THIS IS A MODIFIED FORK OF CHRONO FOR USE WITH GYM-CHRONO. The purpose of this fork is to investigate the use of gym-chrono to train robotic platforms with articulated and wheel-on-limb suspension strategies.
Although Chrono is released under BSD 3 license, any new code under this repo, except the 'main' fork which is pegged to 'main' in Project Chrono, is release under GPL v3.0 license.
This Fork of Chrono contains untested/unmerged features of Chrono authored by Jason Zhou ([email protected]).
These features are not in the main repo for a reason. They might be undocumented, untested, unstable, and there is no guarantee anything will work, even the orginal chrono structure. ORDINARY USERS ARE STRONGLY ENCOURAGED TO USE THE OFFICIAL CHRONO RELEASE, NOT THIS FORK!!!!
This fork is structured as follows:
- 'main' branch matches the official 'main' branch of Project Chrono
- 'jz-main' branch contains all features merged and developed in this fork
- 'feature' branches contain various fix/feature development INP
Distributed under a permissive BSD license, Chrono is an open-source multi-physics package used to model and simulate:
- dynamics of large systems of connected rigid bodies governed by differential-algebraic equations (DAE)
- dynamics of deformable bodies governed by partial differential equations (PDE)
- granular dynamics using either a non-smooth contact formulation resulting in differential variational inequality (DVI) problems or a smooth contact formulation resulting in DAEs
- fluid-solid interaction problems whose dynamics is governed by coupled DAEs and PDEs
- first-order dynamic systems governed by ordinary differential equations (ODE)

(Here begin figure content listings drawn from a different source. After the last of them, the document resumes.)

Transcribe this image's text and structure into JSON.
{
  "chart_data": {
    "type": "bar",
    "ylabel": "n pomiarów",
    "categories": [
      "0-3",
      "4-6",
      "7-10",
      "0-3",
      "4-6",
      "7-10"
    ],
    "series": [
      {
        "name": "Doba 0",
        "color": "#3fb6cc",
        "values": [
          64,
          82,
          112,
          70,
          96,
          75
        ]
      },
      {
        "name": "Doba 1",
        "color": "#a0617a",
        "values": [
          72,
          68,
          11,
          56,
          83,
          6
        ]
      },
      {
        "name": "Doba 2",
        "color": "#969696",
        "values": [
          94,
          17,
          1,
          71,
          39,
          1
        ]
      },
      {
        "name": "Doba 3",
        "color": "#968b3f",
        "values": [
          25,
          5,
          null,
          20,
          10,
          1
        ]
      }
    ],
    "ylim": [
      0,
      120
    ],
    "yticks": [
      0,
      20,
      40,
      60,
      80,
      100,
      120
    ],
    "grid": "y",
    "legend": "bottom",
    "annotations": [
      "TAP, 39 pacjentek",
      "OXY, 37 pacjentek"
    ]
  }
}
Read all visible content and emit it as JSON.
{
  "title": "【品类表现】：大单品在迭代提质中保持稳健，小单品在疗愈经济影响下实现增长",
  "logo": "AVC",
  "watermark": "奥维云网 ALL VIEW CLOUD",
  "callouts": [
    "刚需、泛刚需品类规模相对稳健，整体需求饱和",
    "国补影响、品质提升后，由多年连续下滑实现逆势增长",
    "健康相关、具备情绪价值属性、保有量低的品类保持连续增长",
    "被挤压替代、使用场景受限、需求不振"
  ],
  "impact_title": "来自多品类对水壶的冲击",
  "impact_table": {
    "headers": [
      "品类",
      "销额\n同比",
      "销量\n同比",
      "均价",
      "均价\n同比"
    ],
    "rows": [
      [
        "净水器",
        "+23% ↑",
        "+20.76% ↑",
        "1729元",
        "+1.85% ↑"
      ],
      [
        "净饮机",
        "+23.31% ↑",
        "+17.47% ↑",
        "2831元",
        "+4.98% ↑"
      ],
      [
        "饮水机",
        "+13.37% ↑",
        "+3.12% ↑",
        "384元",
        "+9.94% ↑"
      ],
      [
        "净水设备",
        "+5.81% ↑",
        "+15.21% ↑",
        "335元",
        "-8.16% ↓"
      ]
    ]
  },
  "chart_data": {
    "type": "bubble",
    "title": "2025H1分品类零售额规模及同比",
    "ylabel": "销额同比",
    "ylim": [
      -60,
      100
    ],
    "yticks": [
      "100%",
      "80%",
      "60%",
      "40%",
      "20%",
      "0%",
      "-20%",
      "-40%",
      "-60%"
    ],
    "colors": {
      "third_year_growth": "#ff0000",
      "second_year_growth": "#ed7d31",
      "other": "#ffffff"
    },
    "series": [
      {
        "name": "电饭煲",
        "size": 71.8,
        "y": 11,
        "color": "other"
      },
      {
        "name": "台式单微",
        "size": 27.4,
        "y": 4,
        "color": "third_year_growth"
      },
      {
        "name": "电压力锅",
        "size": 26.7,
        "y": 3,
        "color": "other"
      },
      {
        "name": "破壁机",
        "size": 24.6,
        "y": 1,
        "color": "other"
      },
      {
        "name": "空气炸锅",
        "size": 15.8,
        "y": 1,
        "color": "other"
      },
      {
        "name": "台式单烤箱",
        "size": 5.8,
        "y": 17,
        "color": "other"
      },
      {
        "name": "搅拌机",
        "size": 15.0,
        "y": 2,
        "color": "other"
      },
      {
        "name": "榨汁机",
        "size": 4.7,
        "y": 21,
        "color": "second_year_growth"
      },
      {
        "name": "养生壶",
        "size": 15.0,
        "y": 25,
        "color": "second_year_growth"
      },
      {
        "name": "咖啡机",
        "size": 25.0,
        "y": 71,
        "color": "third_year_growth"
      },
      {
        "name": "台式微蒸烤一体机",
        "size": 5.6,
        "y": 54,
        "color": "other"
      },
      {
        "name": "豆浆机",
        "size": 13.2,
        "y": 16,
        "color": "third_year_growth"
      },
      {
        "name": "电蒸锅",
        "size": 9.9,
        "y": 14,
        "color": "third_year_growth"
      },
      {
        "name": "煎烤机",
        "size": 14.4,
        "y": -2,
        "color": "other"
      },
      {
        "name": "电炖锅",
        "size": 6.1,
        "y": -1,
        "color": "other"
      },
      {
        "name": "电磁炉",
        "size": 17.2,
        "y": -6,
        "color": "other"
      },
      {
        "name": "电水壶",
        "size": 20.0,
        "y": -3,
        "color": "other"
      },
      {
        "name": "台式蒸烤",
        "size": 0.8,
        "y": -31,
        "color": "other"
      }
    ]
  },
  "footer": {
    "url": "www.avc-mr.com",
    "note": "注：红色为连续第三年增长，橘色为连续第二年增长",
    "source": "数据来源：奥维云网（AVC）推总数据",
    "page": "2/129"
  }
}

Chrono provides a mature and stable code base that continues to be augmented with new features and modules. The core functionality of Chrono provides support for the modeling, simulation, and visualization of rigid and flexible multibody systems with additional capabilities offered through optional modules. These modules provide support for additional classes of problems (e.g., granular dynamics and fluid-solid interaction), modeling and simulation of specialized systems (such as ground vehicles), co-simulation, run-time visualization, post-processing, interfaces to external linear solvers, or specialized parallel computing algorithms (multi-core, GPU, and distributed) for large-scale simulations.
Used in many different scientific and engineering problems by researchers from academia, industry, and government, Chrono has mature and sophisticated support for multibody dynamics, finite element analysis, granular dynamics, fluid-solid interaction, ground vehicle simulation and vehicle-terrain interaction.
Implemented almost entirely in C++, Chrono also provides Python and C# APIs. The build system is based on CMake. Chrono is platform-independent and is actively tested on Linux, Windows, and MacOS using a variety of compilers.